AFP: France on Tuesday rejected a proposal from Iran to set up a consortium to produce enriched uranium on Iranian soil as a way out of the international impasse over Tehran’s suspect nuclear programme. PARIS, Oct 3, 2006 (AFP) – France on Tuesday rejected a proposal from Iran to set up a consortium to produce enriched uranium on Iranian soil as a way out of the international impasse over Tehran’s suspect nuclear programme.
“There is a channel of dialogue with the Iranians” that must pass through EU foreign policy chief Javier Solana, a spokesman for the French foreign ministry said.
“It’s through this channel we await a response from the Iranians on the suspension” of uranium enrichment, as demanded by the UN Security Council, spokesman Jean-Baptiste Mattei told reporters.
He said the Iranian proposal, made on French radio earlier Tuesday by the deputy director of Iran’s Atomic Energy Agency, Mohammad Saeedi, was “unexpected”.
If the Iranians agreed to suspend uranium enrichment, Mattei said, “there could be place for negotiations where each side can make whatever proposals it wishes.”
The French reaction came as Solana said in Finland he was “interested” by the Iranian offer to the French, but added he needed to study the idea more closely.
Saeedi, in his interview with France Info radio, suggested the French consortium idea as a way to break a deadlock over Iran’s nuclear programme.

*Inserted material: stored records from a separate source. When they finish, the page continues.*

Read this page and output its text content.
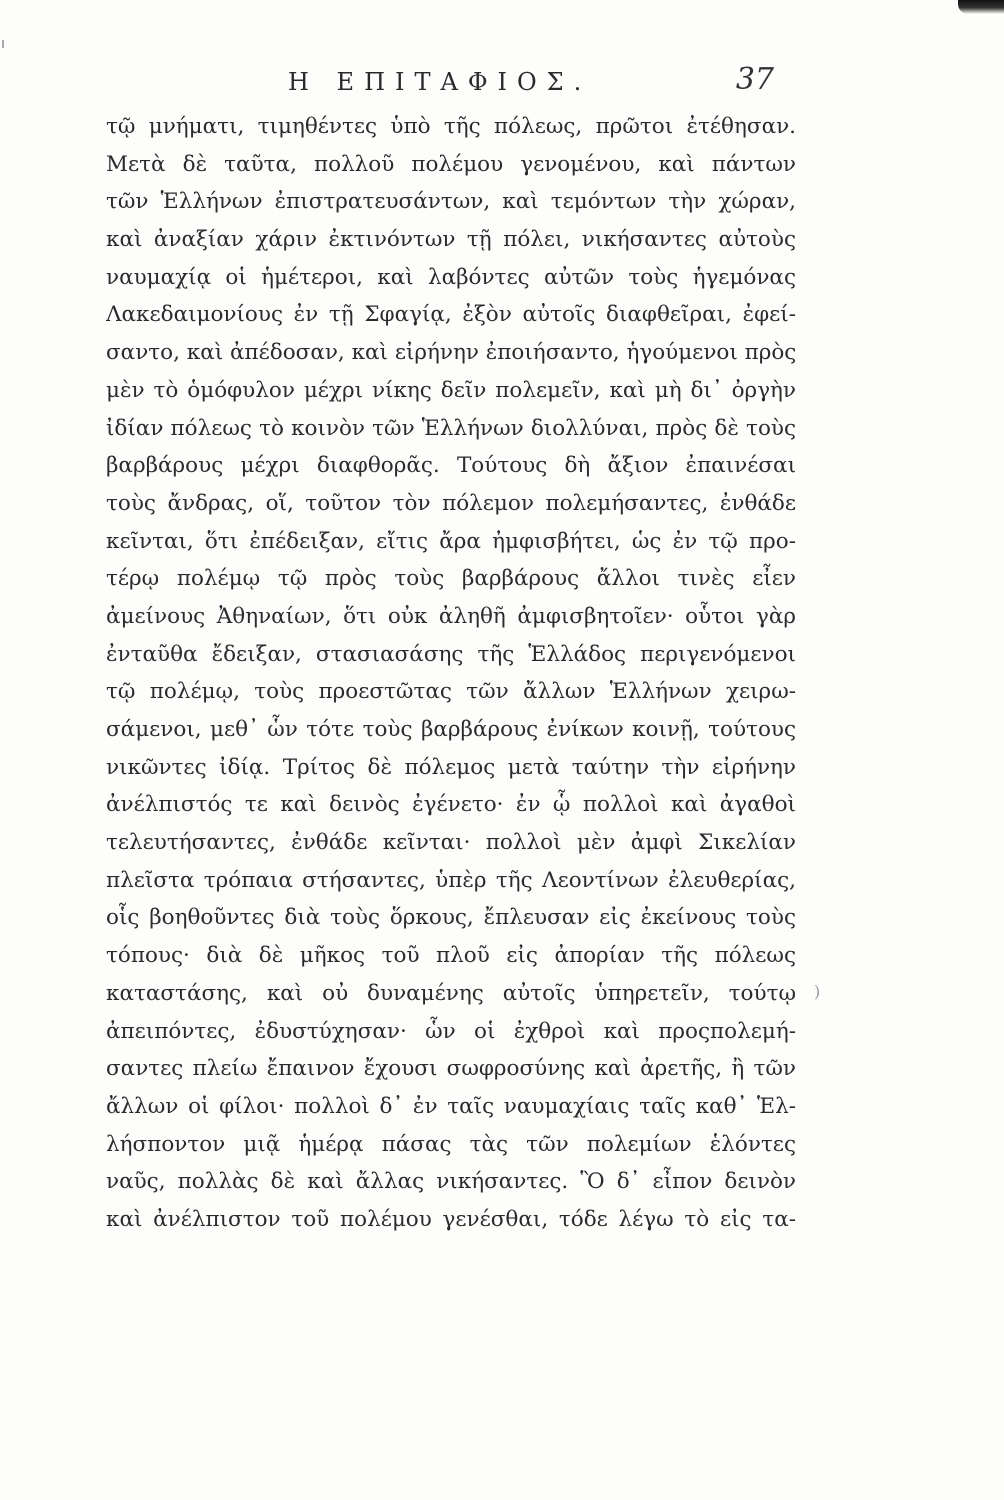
Η ΕΠΙΤΑΦΙΟΣ.	37
τῷ μνήματι, τιμηθέντες ὑπὸ τῆς πόλεως, πρῶτοι ἐτέθησαν.
Μετὰ δὲ ταῦτα, πολλοῦ πολέμου γενομένου, καὶ πάντων
τῶν Ἑλλήνων ἐπιστρατευσάντων, καὶ τεμόντων τὴν χώραν,
καὶ ἀναξίαν χάριν ἐκτινόντων τῇ πόλει, νικήσαντες αὐτοὺς
ναυμαχίᾳ οἱ ἡμέτεροι, καὶ λαβόντες αὐτῶν τοὺς ἡγεμόνας
Λακεδαιμονίους ἐν τῇ Σφαγίᾳ, ἐξὸν αὐτοῖς διαφθεῖραι, ἐφεί-
σαντο, καὶ ἀπέδοσαν, καὶ εἰρήνην ἐποιήσαντο, ἡγούμενοι πρὸς
μὲν τὸ ὁμόφυλον μέχρι νίκης δεῖν πολεμεῖν, καὶ μὴ δι᾽ ὀργὴν
ἰδίαν πόλεως τὸ κοινὸν τῶν Ἑλλήνων διολλύναι, πρὸς δὲ τοὺς
βαρβάρους μέχρι διαφθορᾶς. Τούτους δὴ ἄξιον ἐπαινέσαι
τοὺς ἄνδρας, οἵ, τοῦτον τὸν πόλεμον πολεμήσαντες, ἐνθάδε
κεῖνται, ὅτι ἐπέδειξαν, εἴτις ἄρα ἠμφισβήτει, ὡς ἐν τῷ προ-
τέρῳ πολέμῳ τῷ πρὸς τοὺς βαρβάρους ἄλλοι τινὲς εἶεν
ἀμείνους Ἀθηναίων, ὅτι οὐκ ἀληθῆ ἀμφισβητοῖεν· οὗτοι γὰρ
ἐνταῦθα ἔδειξαν, στασιασάσης τῆς Ἑλλάδος περιγενόμενοι
τῷ πολέμῳ, τοὺς προεστῶτας τῶν ἄλλων Ἑλλήνων χειρω-
σάμενοι, μεθ᾽ ὧν τότε τοὺς βαρβάρους ἐνίκων κοινῇ, τούτους
νικῶντες ἰδίᾳ. Τρίτος δὲ πόλεμος μετὰ ταύτην τὴν εἰρήνην
ἀνέλπιστός τε καὶ δεινὸς ἐγένετο· ἐν ᾧ πολλοὶ καὶ ἀγαθοὶ
τελευτήσαντες, ἐνθάδε κεῖνται· πολλοὶ μὲν ἀμφὶ Σικελίαν
πλεῖστα τρόπαια στήσαντες, ὑπὲρ τῆς Λεοντίνων ἐλευθερίας,
οἷς βοηθοῦντες διὰ τοὺς ὅρκους, ἔπλευσαν εἰς ἐκείνους τοὺς
τόπους· διὰ δὲ μῆκος τοῦ πλοῦ εἰς ἀπορίαν τῆς πόλεως
καταστάσης, καὶ οὐ δυναμένης αὐτοῖς ὑπηρετεῖν, τούτῳ
ἀπειπόντες, ἐδυστύχησαν· ὧν οἱ ἐχθροὶ καὶ προςπολεμή-
σαντες πλείω ἔπαινον ἔχουσι σωφροσύνης καὶ ἀρετῆς, ἢ τῶν
ἄλλων οἱ φίλοι· πολλοὶ δ᾽ ἐν ταῖς ναυμαχίαις ταῖς καθ᾽ Ἑλ-
λήσποντον μιᾷ ἡμέρᾳ πάσας τὰς τῶν πολεμίων ἑλόντες
ναῦς, πολλὰς δὲ καὶ ἄλλας νικήσαντες. Ὃ δ᾽ εἶπον δεινὸν
καὶ ἀνέλπιστον τοῦ πολέμου γενέσθαι, τόδε λέγω τὸ εἰς τα-
)
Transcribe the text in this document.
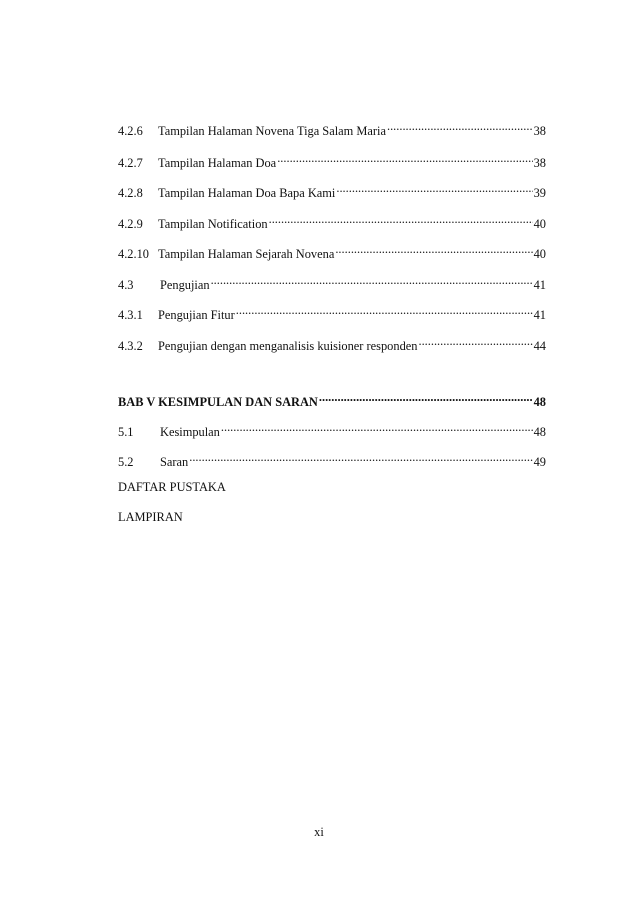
4.2.6	Tampilan Halaman Novena Tiga Salam Maria .....	38
4.2.7	Tampilan Halaman Doa .....	38
4.2.8	Tampilan Halaman Doa Bapa Kami .....	39
4.2.9	Tampilan Notification .....	40
4.2.10 Tampilan Halaman Sejarah Novena .....	40
4.3	Pengujian .....	41
4.3.1	Pengujian Fitur .....	41
4.3.2	Pengujian dengan menganalisis kuisioner responden .....	44
BAB V KESIMPULAN DAN SARAN .....	48
5.1	Kesimpulan .....	48
5.2	Saran .....	49
DAFTAR PUSTAKA
LAMPIRAN
xi
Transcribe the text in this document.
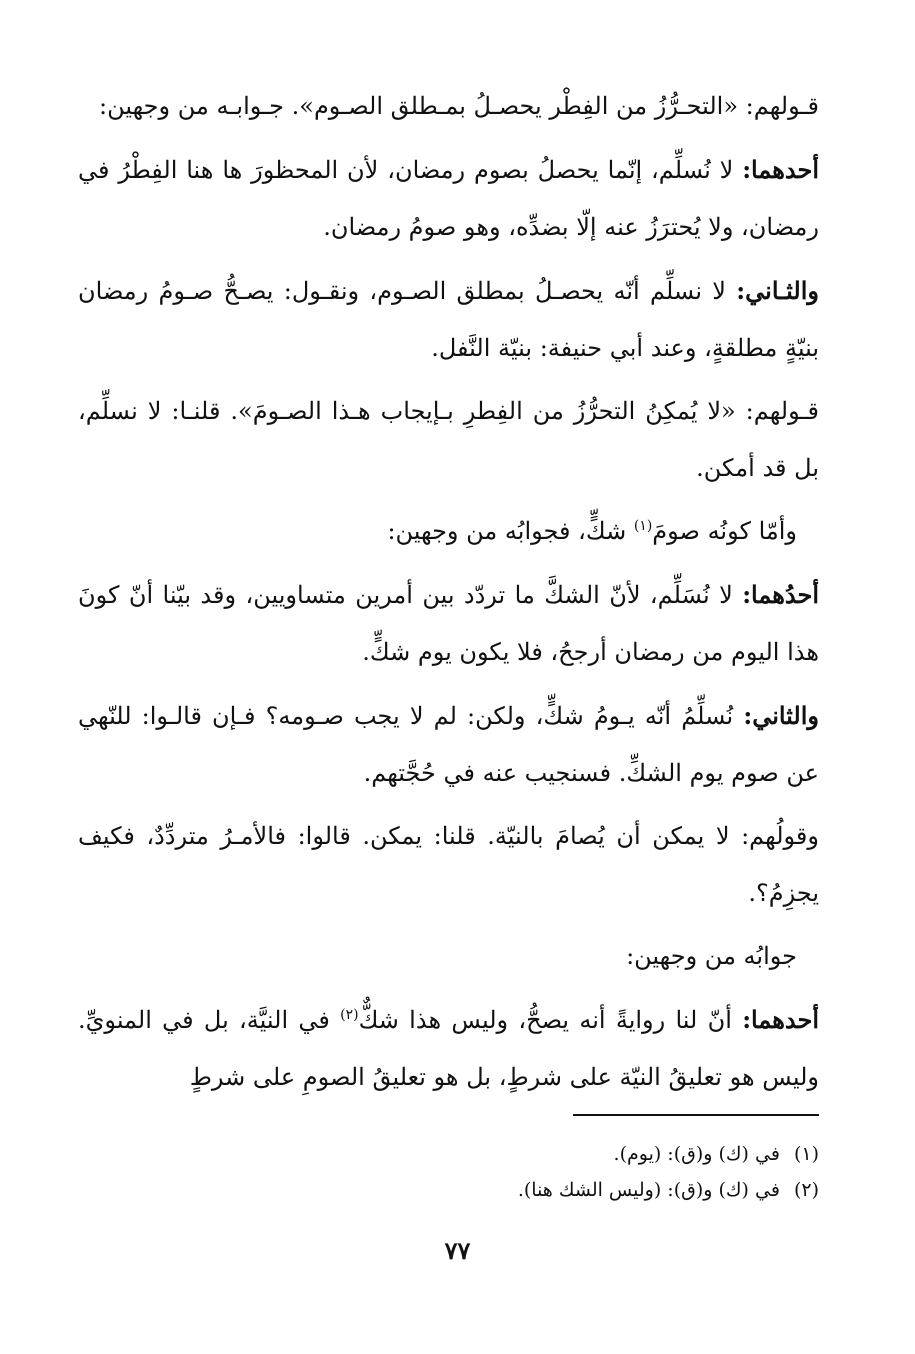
قـولهم: «التحـرُّزُ من الفِطْر يحصـلُ بمـطلق الصـوم». جـوابـه من وجهين:

أحدهما: لا نُسلِّم، إنّما يحصلُ بصوم رمضان، لأن المحظورَ ها هنا الفِطْرُ في رمضان، ولا يُحترَزُ عنه إلّا بضدِّه، وهو صومُ رمضان.

والثـاني: لا نسلِّم أنّه يحصـلُ بمطلق الصـوم، ونقـول: يصـحُّ صـومُ رمضان بنيّةٍ مطلقةٍ، وعند أبي حنيفة: بنيّة النَّفل.

قـولهم: «لا يُمكِنُ التحرُّزُ من الفِطرِ بـإيجاب هـذا الصـومَ». قلنـا: لا نسلِّم، بل قد أمكن.

وأمّا كونُه صومَ$^{(١)}$ شكٍّ، فجوابُه من وجهين:

أحدُهما: لا نُسَلِّم، لأنّ الشكَّ ما تردّد بين أمرين متساويين، وقد بيّنا أنّ كونَ هذا اليوم من رمضان أرجحُ، فلا يكون يوم شكٍّ.

والثاني: نُسلِّمُ أنّه يـومُ شكٍّ، ولكن: لم لا يجب صـومه؟ فـإن قالـوا: للنّهي عن صوم يوم الشكِّ. فسنجيب عنه في حُجَّتهم.

وقولُهم: لا يمكن أن يُصامَ بالنيّة. قلنا: يمكن. قالوا: فالأمـرُ متردِّدٌ، فكيف يجزِمُ؟.

جوابُه من وجهين:

أحدهما: أنّ لنا روايةً أنه يصحُّ، وليس هذا شكٌّ$^{(٢)}$ في النيَّة، بل في المنويِّ. وليس هو تعليقُ النيّة على شرطٍ، بل هو تعليقُ الصومِ على شرطٍ

(١)في (ك) و(ق): (يوم).

(٢)في (ك) و(ق): (وليس الشك هنا).

٧٧
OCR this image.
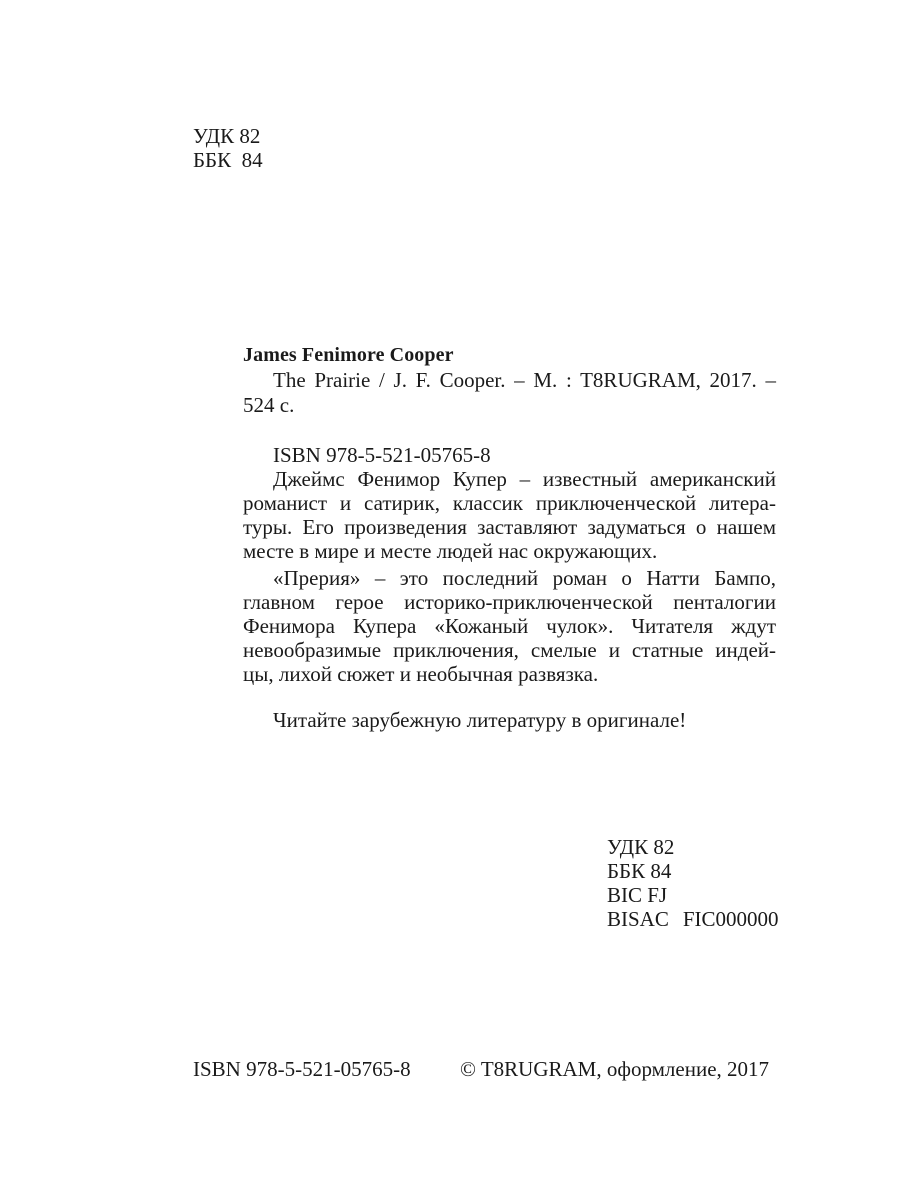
УДК 82
ББК  84
James Fenimore Cooper
The Prairie / J. F. Cooper. – M. : T8RUGRAM, 2017. –
524 c.
ISBN 978-5-521-05765-8
Джеймс Фенимор Купер – известный американский
романист и сатирик, классик приключенческой литера-
туры. Его произведения заставляют задуматься о нашем
месте в мире и месте людей нас окружающих.
«Прерия» – это последний роман о Натти Бампо,
главном герое историко-приключенческой пенталогии
Фенимора Купера «Кожаный чулок». Читателя ждут
невообразимые приключения, смелые и статные индей-
цы, лихой сюжет и необычная развязка.
Читайте зарубежную литературу в оригинале!
УДК 82
ББК 84
BIC FJ
BISAC FIC000000
ISBN 978-5-521-05765-8 © T8RUGRAM, оформление, 2017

“To be able to reach a solution, we have just had an idea. We propose that France create a consortium for the production in Iran of enriched uranium,” he said.
“That way France, through its Eurodif and Areva companies, can monitor our activities in a tangible fashion.”
Iran ignored an August 31 deadline set by the UN Security Council for halting enrichment, and foreign ministry spokesman Mohammad Ali Hosseini on Sunday reaffirmed Tehran’s refusal to suspend its uranium enrichment program after EU-Iran talks last week failed to reach any compromise.